Apple Chief Executive Officer Tim Cook collected 560,000 shares, half of them linked to the company's performance and the maximum allowed under the iPhone maker's long-term compensation programme.
The award was worth $89.2 million when it was granted on Thursday, based on Apple's $159.27 closing price. He received the performance-linked stock because Apple shares outperformed at least two-thirds of businesses in the S&P 500 Index over three years, according to a regulatory filing Monday. It's Cook's fourth consecutive payout at the top threshold.
Cook, 56, receives annual payouts from a giant stock award he got after succeeding Steve Jobs in 2011, which was set to vest in two phases over a decade.
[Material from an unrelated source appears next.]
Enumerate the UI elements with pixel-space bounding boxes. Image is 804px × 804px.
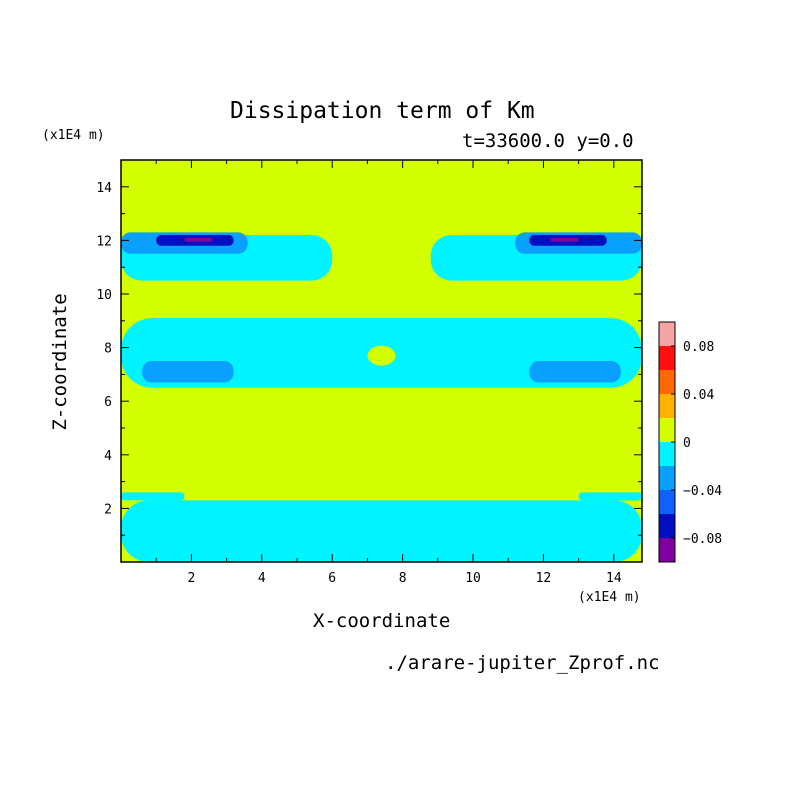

In 2013, at Cook's request, the board's compensation committee tied about a third of those shares to Apple's relative stock performance versus the S&P 500.
For the three years ended August 24, Apple shares returned 71 per cent, ranking it in the 81st percentile among index members, according to the filing. The rest of the award will vest as long as he remains on the job.
Earlier this month, Apple shares surged to a record after the company reported a fiscal third-quarter profit that beat Wall Street estimates and boosted its revenue outlook for the year, forecasting strong iPhone sales. Cook said in 2015 that he plans to give most of his fortune to charity.